I was under the weather yesterday. So much so that I even stayed home from work and slept until about the middle of the afternoon. I then felt well enough to read a bit and since I was close to being done with My Brilliant Career, I retrieved my Kindle from my work bag and finished it. Wonderful! But more on that in a later post. This morning I went to work and began reading Dava Sobel’s A More Perfect Heaven: How Copernicus Revolutionized the Cosmos.

An observation. Kindle has the option to view the highlights other readers have made within the book on my Kindle while I am reading. I have this feature turned on because I find it fascinating to see what other people thought interesting and worth noting while they read. About the time I was reading Bleak House on my Kindle last summer I began to notice that people tend to highlight the same passages. Was this just because the passages were recognized as important by multiple readers? Or was there something else going on?

I’ve kept my observing eye open over the months, and it just seemed more and more bizarre that I would run across passages that indicated “highlighted by four Kindle users” or five or six but never just “one.” So I began to wonder, do people reading on their Kindle with the view other reader’s highlights turned on tend to underline a passage because someone else has already done so? Does a reader think, a couple other people thought this passage was important so I should underline it too?

I decided no, it was just coincidence. Until today. As I was reading a A More Perfect Heaven this morning I again noticed that the same passages were highlighted by multiple people. I dismissed it as coincidence until I reached this passage:

equant—in effect a second axis of rotation, off-center from the true axis.

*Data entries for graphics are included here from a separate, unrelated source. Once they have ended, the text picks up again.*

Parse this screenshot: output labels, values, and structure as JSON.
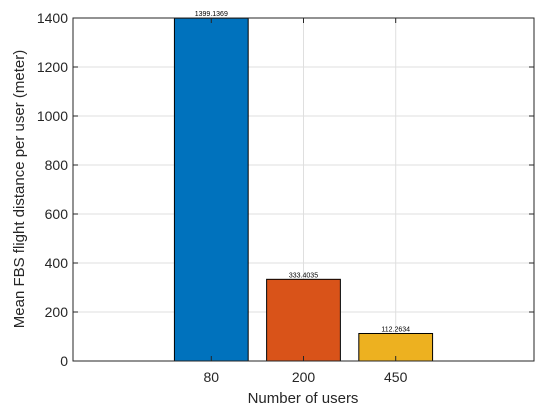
{
  "chart_data": {
    "type": "bar",
    "categories": [
      "80",
      "200",
      "450"
    ],
    "values": [
      1399.1369,
      333.4035,
      112.2634
    ],
    "data_labels": [
      "1399.1369",
      "333.4035",
      "112.2634"
    ],
    "bar_colors": [
      "#0072BD",
      "#D95319",
      "#EDB120"
    ],
    "xlabel": "Number of users",
    "ylabel": "Mean FBS flight distance per user (meter)",
    "ylim": [
      0,
      1400
    ],
    "yticks": [
      0,
      200,
      400,
      600,
      800,
      1000,
      1200,
      1400
    ],
    "grid": true,
    "legend": "none"
  }
}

This half, out of context, nonsensical incomplete sentence was highlighted by six Kindle users. Six! Since I read this today I know the context, but by next week or by the time I finish the book, if I saw that in my highlights I would have no idea what it was talking about. Why would six people highlight this?

The only thing I can think of to explain it is that one person highlighted it and then the next person thought they should highlight it too and then because two people highlighted it the third person thought it should be highlighted, and so on until it has accumulated six highlights. For the record, I did not highlight it.

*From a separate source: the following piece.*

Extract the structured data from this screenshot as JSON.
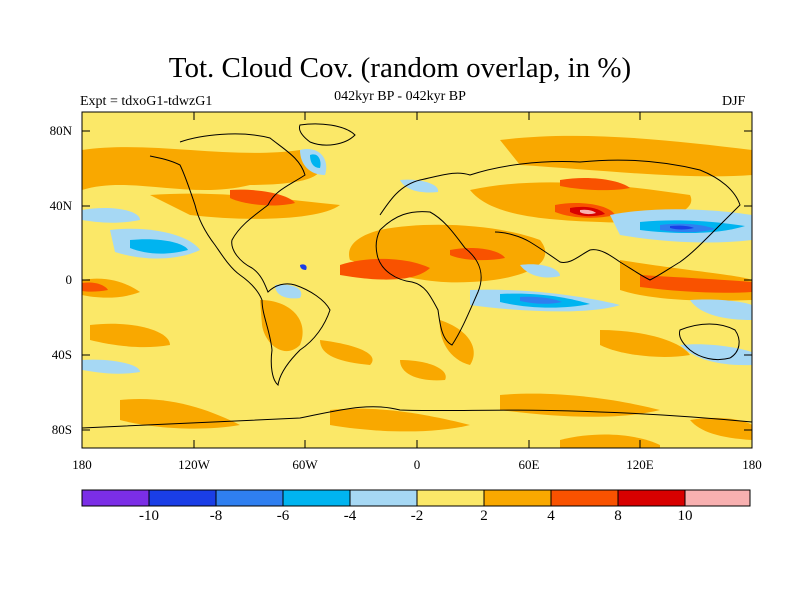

No longer am I able to excuse as coincidence the tendency for the same passages to be highlighted by so many people. I find this sheep-like behavior in highlighting to be a bit disturbing. I would expect some overlap between readers but nothing this consistent. Does it stem from lazy reading? Or maybe a certain lack of reading confidence? Or perhaps people are afraid of looking stupid by highlighting the “wrong” passages so highlight the same ones others before them have?

When I read on my Kindle I highlight a lot, much more than I would if I were reading a print book. I do this because I can’t page back through my Kindle when I am done looking for a passage that was on the left hand side of the page near the bottom about a quarter of the way through the book somewhere in chapter four or five. So if there is a fact or interesting tidbit I think I might want to know for later when I am blogging about the book I highlight it. As a result, the number of highlights for A More Perfect Heaven has already grown since I began reading it and a good many of my highlights have not been highlighted by others. I plan to keep an eye on the highlights for this book to see if people who read it after me begin highlighting any of my highlights. I’ll let you know if there are any interesting observations to be made.